Marguerite Duras escribe sobre los latidos del silencio, sobre los retumbos de la orfandad que somos: “la soledad de la escritura es una soledad sin la que al escribir no se produce, o se fragmenta exangüe de buscar qué seguir escribiendo”. Uno busca el ánimo de un cocuyo de luces verdoladas y Marguerite nos entrega el filo y los brillos de todas las lloviznas.

Enriqueta Ochoa pidió el exilio “ahora que un viento de sepulcros / me golpea en las arterias”. Electra de un temblor extraño que la espigaba mientras “la ceniza ardiente del silencio, /corre un vago sabor a cera e incienso”. Enriqueta solitaria “bebiendo el insomnio / de un solo trago” observa la liquida noche sobre su pecho y le dice a Marianne: “Tú sabes que nacimos desnudos, en total desamparo”. Enriqueta vivió con la esperanza de que “algún día, sin remedio, llueve”: convencida de que “Estamos hechos de archivos / de tiempo / de agua”, se refugiaba en borrascas de ardores. La veo fraguada en la luz afrontando la tolvanera: nutre con leches trémulas su epidermis.

La campana de cristal, de Sylvia Plath, novela que tiene la pretensión de definir la realidad para entonces enfrentarse a ella. El mundo arropa todas las locuras, todos los delirios, todos los abandonos. “Hacia la nada vuelan: recuérdanos. /Los vacíos bancos de la memoria echan un vistazo a las piedras, / a las fachadas de mármol de venas azules, y a los frascos de mermeladas llenos de narcisos. / Es todo tan hermoso aquí arriba: un sitio en que hacer alto”. Los cronistas asientan que había sombreros, bronces punzantes en la amanecida que se ensombrecía. Ella lo predijo: “Amenazan / con llevarme hasta un cielo / sin estrellas ni padre: Agua lóbrega”.
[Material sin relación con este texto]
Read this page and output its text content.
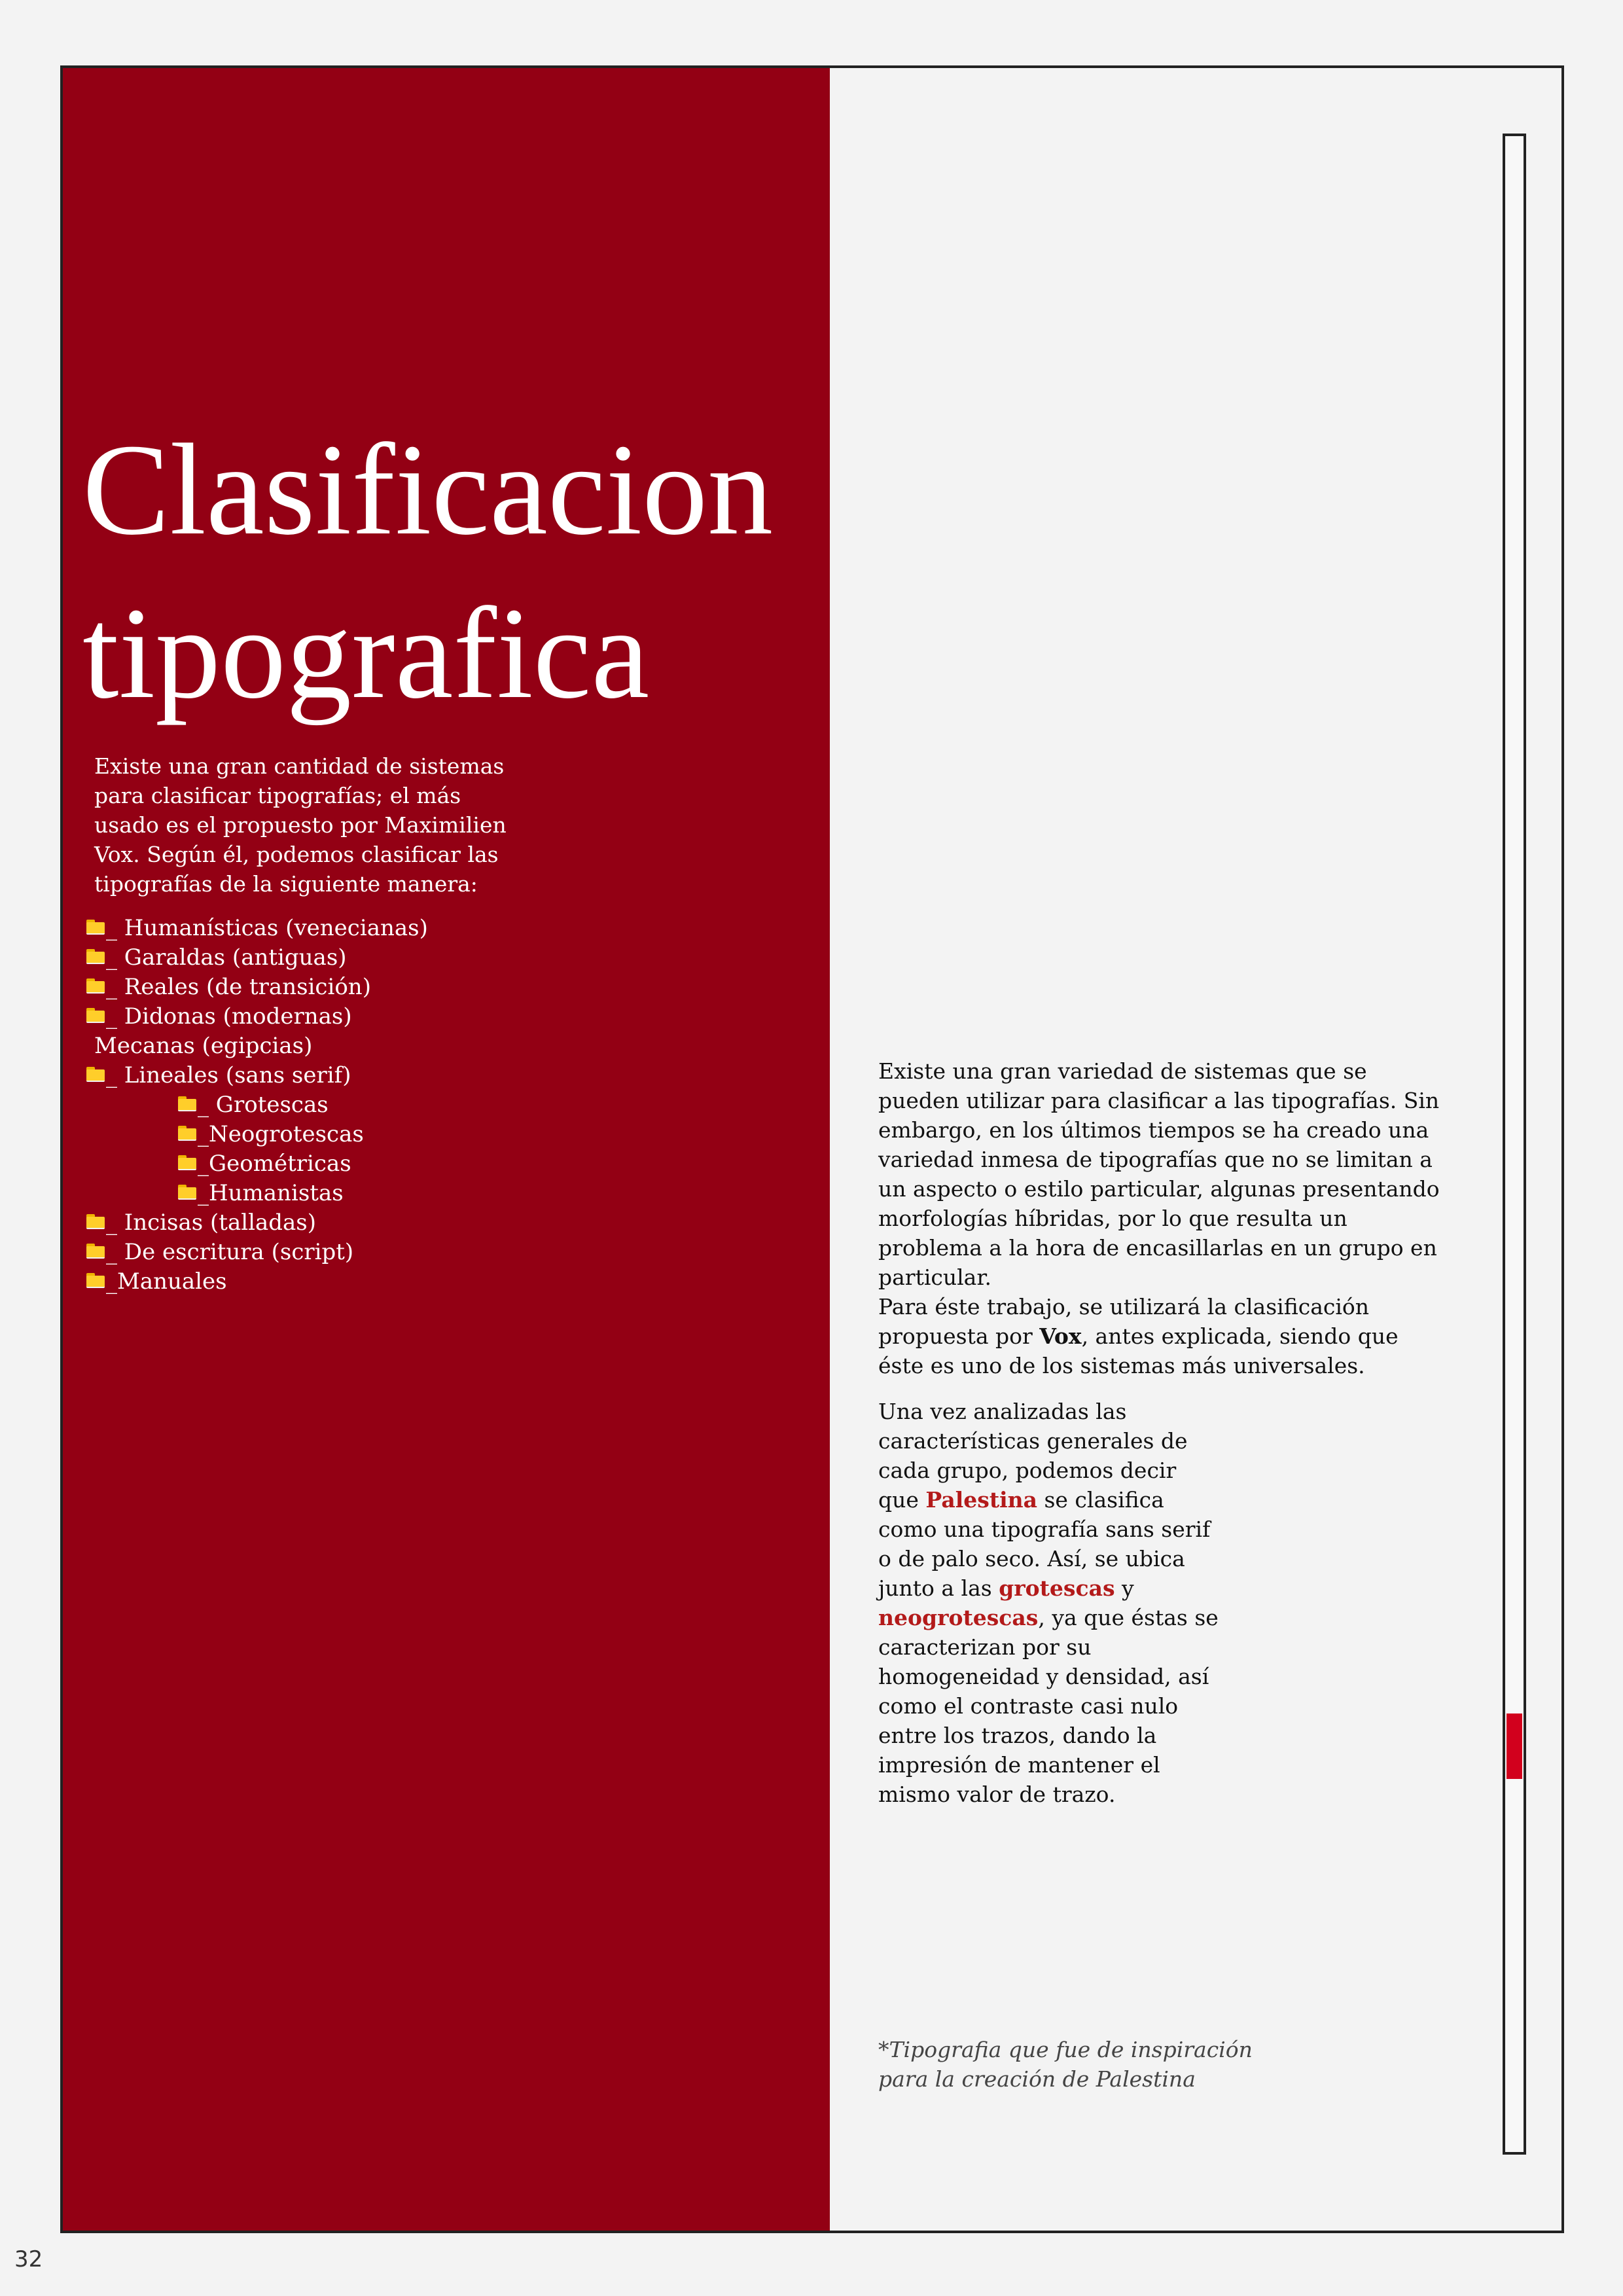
Clasificacion
tipografica

Existe una gran cantidad de sistemas para clasificar tipografías; el más usado es el propuesto por Maximilien Vox. Según él, podemos clasificar las tipografías de la siguiente manera:

_ Humanísticas (venecianas)
_ Garaldas (antiguas)
_ Reales (de transición)
_ Didonas (modernas)
Mecanas (egipcias)
_ Lineales (sans serif)
_ Grotescas
_Neogrotescas
_Geométricas
_Humanistas
_ Incisas (talladas)
_ De escritura (script)
_Manuales

Existe una gran variedad de sistemas que se pueden utilizar para clasificar a las tipografías. Sin embargo, en los últimos tiempos se ha creado una variedad inmesa de tipografías que no se limitan a un aspecto o estilo particular, algunas presentando morfologías híbridas, por lo que resulta un problema a la hora de encasillarlas en un grupo en particular.
Para éste trabajo, se utilizará la clasificación propuesta por Vox, antes explicada, siendo que éste es uno de los sistemas más universales.

Una vez analizadas las características generales de cada grupo, podemos decir que Palestina se clasifica como una tipografía sans serif o de palo seco. Así, se ubica junto a las grotescas y neogrotescas, ya que éstas se caracterizan por su homogeneidad y densidad, así como el contraste casi nulo entre los trazos, dando la impresión de mantener el mismo valor de trazo.

*Tipografia que fue de inspiración
para la creación de Palestina

32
Malva Flores instalada “Donde comienza el cielo /en la esfera translucida del ojo”: conocedora de los resúmenes del poniente y propietaria de los designios: Malva en la Ladera de las cosas vivas. Elsa Cross sabe que “En el insomnio de una noche caben / caravanas en el desierto / e hileras de pingüinos saltando al agua”: la niebla dialoga con la ceniza, una cadencia flota en las fragilidades del cielo. Elsa unta de cautelas el deseo.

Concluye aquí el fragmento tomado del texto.